Real Estate Agents can help protect Buyers and Sellers when dealing with Vacant Possession.
One default is Section 2 of the APS:
If there is any concern that the current occupant, whether owner or tenant, may not provide vacant possession, be sure to include a final walk through as part of the agreement. Inspect the property on the morning of the closing date, or the day before, to make sure that the property will in fact be vacant on closing.
If the deal closes and an occupant is in possession of the unit / property, they have automatically become a tenant under the Residential Tenancies Act and are afforded all the protections that it entails. That’s a worst case scenario, especially if the tenant intends to stall the process for as long as possible - you definitely don't want that.

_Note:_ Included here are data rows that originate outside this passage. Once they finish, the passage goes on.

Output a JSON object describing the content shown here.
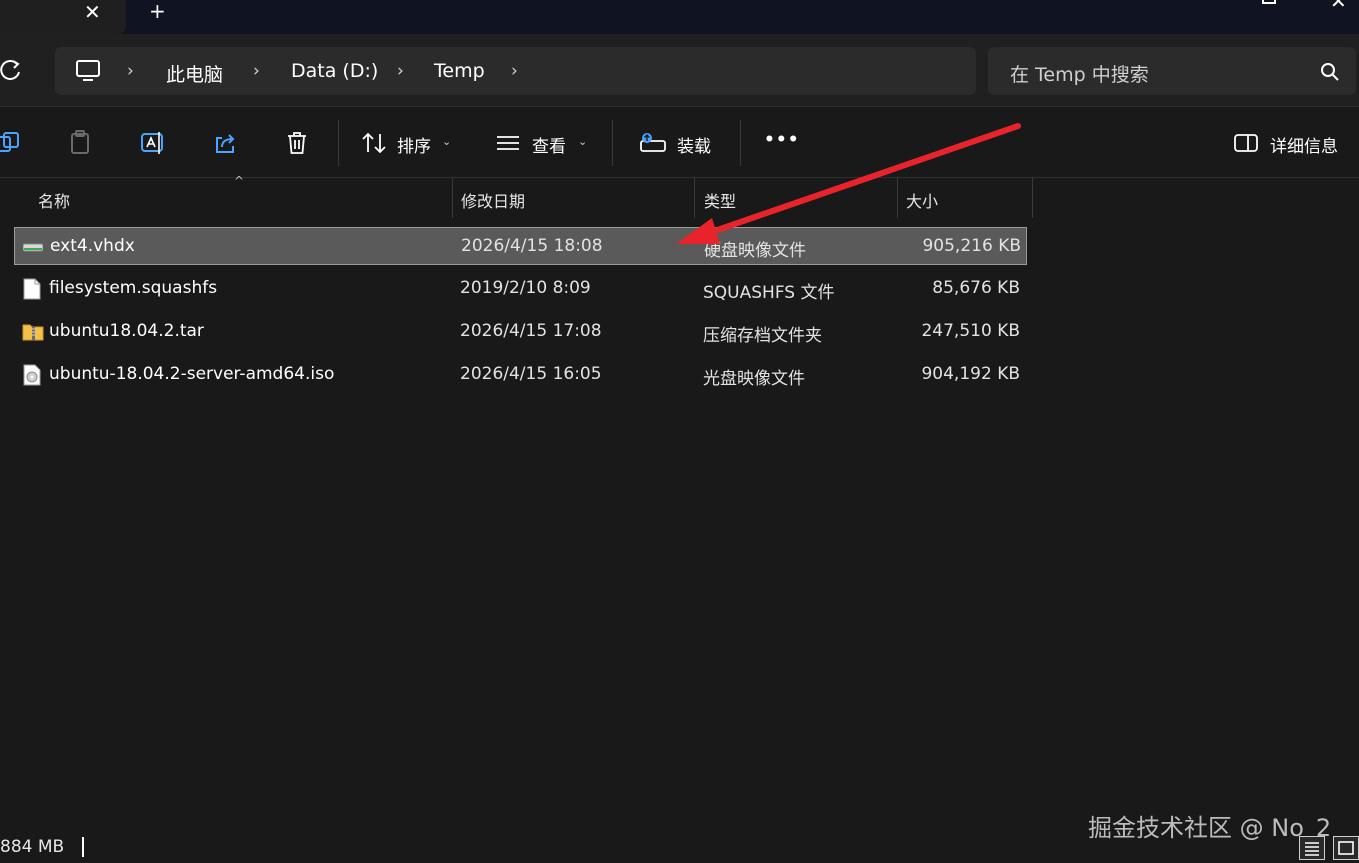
{
  "titlebar": {
    "close_tab_glyph": "✕",
    "new_tab_glyph": "+"
  },
  "breadcrumb": {
    "items": [
      "此电脑",
      "Data (D:)",
      "Temp"
    ],
    "separator": "›"
  },
  "search": {
    "placeholder": "在 Temp 中搜索"
  },
  "toolbar": {
    "sort_label": "排序",
    "view_label": "查看",
    "mount_label": "装载",
    "more_label": "•••",
    "details_label": "详细信息"
  },
  "columns": {
    "name": "名称",
    "date": "修改日期",
    "type": "类型",
    "size": "大小"
  },
  "files": [
    {
      "name": "ext4.vhdx",
      "date": "2026/4/15 18:08",
      "type": "硬盘映像文件",
      "size": "905,216 KB",
      "icon": "drive-icon",
      "selected": true
    },
    {
      "name": "filesystem.squashfs",
      "date": "2019/2/10 8:09",
      "type": "SQUASHFS 文件",
      "size": "85,676 KB",
      "icon": "document-icon",
      "selected": false
    },
    {
      "name": "ubuntu18.04.2.tar",
      "date": "2026/4/15 17:08",
      "type": "压缩存档文件夹",
      "size": "247,510 KB",
      "icon": "zip-folder-icon",
      "selected": false
    },
    {
      "name": "ubuntu-18.04.2-server-amd64.iso",
      "date": "2026/4/15 16:05",
      "type": "光盘映像文件",
      "size": "904,192 KB",
      "icon": "disc-image-icon",
      "selected": false
    }
  ],
  "status": {
    "text": "884 MB"
  },
  "watermark": "掘金技术社区 @ No_2",
  "colors": {
    "background": "#191919",
    "selection": "#5a5a5a",
    "annotation_arrow": "#e8232b",
    "accent_blue": "#4aa3ff"
  }
}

If it’s discovered at the final walk through that it’s doubtful that the occupant will be moved out by closing, immediately notify the Buyer’s lawyer. It could and should, be a deal killer.
There is clause in Webforms that seeks to address this concern:
The Buyer hereby authorizes and directs the Seller, and the Seller agrees, when this Agreement becomes unconditional, to give to the tenant(s) the requisite notices under the Residential Tenancies Act, requiring vacant possession of the property for use by the Buyer or the Buyer's immediate family, effective as of _, and the seller agrees to deliver copies of the requisite notices to the Buyer immediately after service of the notices upon the tenant.

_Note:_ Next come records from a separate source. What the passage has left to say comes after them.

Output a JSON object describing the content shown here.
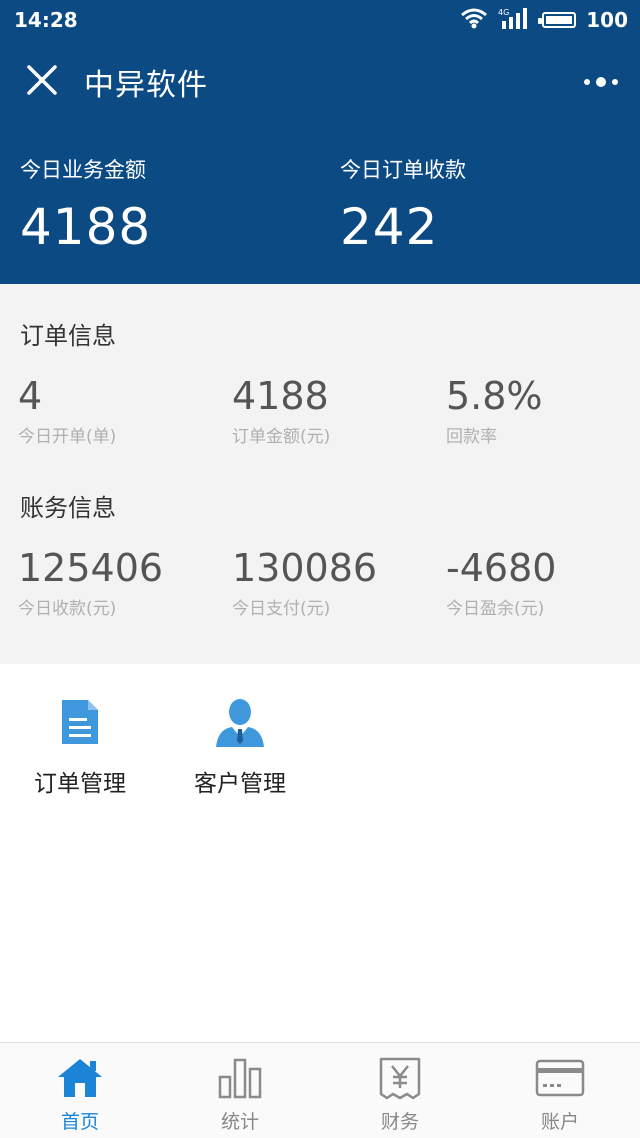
{
  "status_bar": {
    "time": "14:28",
    "network": "4G",
    "battery": "100"
  },
  "header": {
    "title": "中异软件"
  },
  "hero": {
    "left": {
      "label": "今日业务金额",
      "value": "4188"
    },
    "right": {
      "label": "今日订单收款",
      "value": "242"
    }
  },
  "order_info": {
    "title": "订单信息",
    "stats": [
      {
        "value": "4",
        "label": "今日开单(单)"
      },
      {
        "value": "4188",
        "label": "订单金额(元)"
      },
      {
        "value": "5.8%",
        "label": "回款率"
      }
    ]
  },
  "finance_info": {
    "title": "账务信息",
    "stats": [
      {
        "value": "125406",
        "label": "今日收款(元)"
      },
      {
        "value": "130086",
        "label": "今日支付(元)"
      },
      {
        "value": "-4680",
        "label": "今日盈余(元)"
      }
    ]
  },
  "menu": [
    {
      "label": "订单管理",
      "icon": "document-icon"
    },
    {
      "label": "客户管理",
      "icon": "person-icon"
    }
  ],
  "tabs": [
    {
      "label": "首页",
      "icon": "home-icon",
      "active": true
    },
    {
      "label": "统计",
      "icon": "bar-chart-icon",
      "active": false
    },
    {
      "label": "财务",
      "icon": "yen-receipt-icon",
      "active": false
    },
    {
      "label": "账户",
      "icon": "card-icon",
      "active": false
    }
  ],
  "colors": {
    "header_bg": "#0b4a83",
    "accent": "#1b84d6",
    "panel_bg": "#f3f3f3"
  }
}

If you are representing the Buyer you may want to delete the remaining portion of this clause - if you are representing the Seller, you definitely want this paragraph in the APS:
The Buyer and the Seller hereby agree in the event that the tenant fails to vacate the property prior to completion of the transaction, the Buyer agrees to assume the existing tenant upon completion of this transaction.

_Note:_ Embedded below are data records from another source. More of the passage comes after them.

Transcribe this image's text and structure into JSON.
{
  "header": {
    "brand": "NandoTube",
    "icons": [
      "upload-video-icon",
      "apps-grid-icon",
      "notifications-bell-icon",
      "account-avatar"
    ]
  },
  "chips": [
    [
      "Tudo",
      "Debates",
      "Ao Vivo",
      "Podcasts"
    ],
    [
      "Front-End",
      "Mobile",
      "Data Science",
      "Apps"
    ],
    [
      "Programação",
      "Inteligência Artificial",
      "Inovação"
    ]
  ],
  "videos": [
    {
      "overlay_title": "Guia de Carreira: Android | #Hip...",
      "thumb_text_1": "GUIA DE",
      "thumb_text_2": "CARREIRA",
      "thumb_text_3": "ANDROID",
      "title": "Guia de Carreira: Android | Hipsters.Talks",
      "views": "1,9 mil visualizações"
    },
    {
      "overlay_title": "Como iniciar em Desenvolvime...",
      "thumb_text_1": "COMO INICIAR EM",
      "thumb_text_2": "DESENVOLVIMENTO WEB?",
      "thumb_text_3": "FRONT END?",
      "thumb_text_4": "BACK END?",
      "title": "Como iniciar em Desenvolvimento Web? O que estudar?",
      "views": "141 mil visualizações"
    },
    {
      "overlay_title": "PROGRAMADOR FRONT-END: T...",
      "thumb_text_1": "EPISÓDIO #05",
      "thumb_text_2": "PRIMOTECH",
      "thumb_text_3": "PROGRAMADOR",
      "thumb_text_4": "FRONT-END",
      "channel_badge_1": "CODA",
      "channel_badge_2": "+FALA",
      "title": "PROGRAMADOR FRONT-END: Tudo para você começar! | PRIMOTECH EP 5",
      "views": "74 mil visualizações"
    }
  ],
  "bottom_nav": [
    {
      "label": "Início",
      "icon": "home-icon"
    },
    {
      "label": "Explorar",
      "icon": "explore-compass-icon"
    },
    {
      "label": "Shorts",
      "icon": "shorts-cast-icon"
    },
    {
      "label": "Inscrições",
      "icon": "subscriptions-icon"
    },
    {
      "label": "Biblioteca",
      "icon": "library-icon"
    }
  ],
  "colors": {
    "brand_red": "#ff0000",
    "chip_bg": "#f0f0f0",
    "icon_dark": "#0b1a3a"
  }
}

In cases where the Buyer has stated that their intention is to occupy the unit for their own use, or their immediate family (no aunts, uncles, nieces or cousins...etc), then the following paragraph is essential to protect the seller:
Upon vacant possession being provided to the Buyer, the Buyer or the Buyer's immediate family agrees to take possession of and occupy the property forthwith thereafter. The Buyer agrees to provide the Seller with a written indemnity on completion, indemnifying the Seller from all actions, causes of action, claims and demands of any kind whatsoever, that may occur in the event that the Buyer does not take possession of and occupy the property as aforesaid.
In any case, where there is a tenant and vacant possession is required, you must support that intention with the proper Landlord Tenant Board form.
If the owner/purchaser wants to occupy the property, you’ll need to serve the N12 Notice, see attached. Note that the tenant is entitled to one month’s rent as compensation and a minimum of 60 days notice from the 1st of the month, typically the rent due date.
If the owner or purchaser uses this method to evict a tenant and it’s proven after the fact that there was no bone-fide intention to occupy the unit and it was in fact a “renoviction”, the owner or purchaser could face a $25,000 fine. Yikes! Hence the need for the last sentence in that clause.
If the tenant is agreeable to vacant possession, get that on paper using the N11 form. It’s another layer of protection and could be vital in a hearing if needed.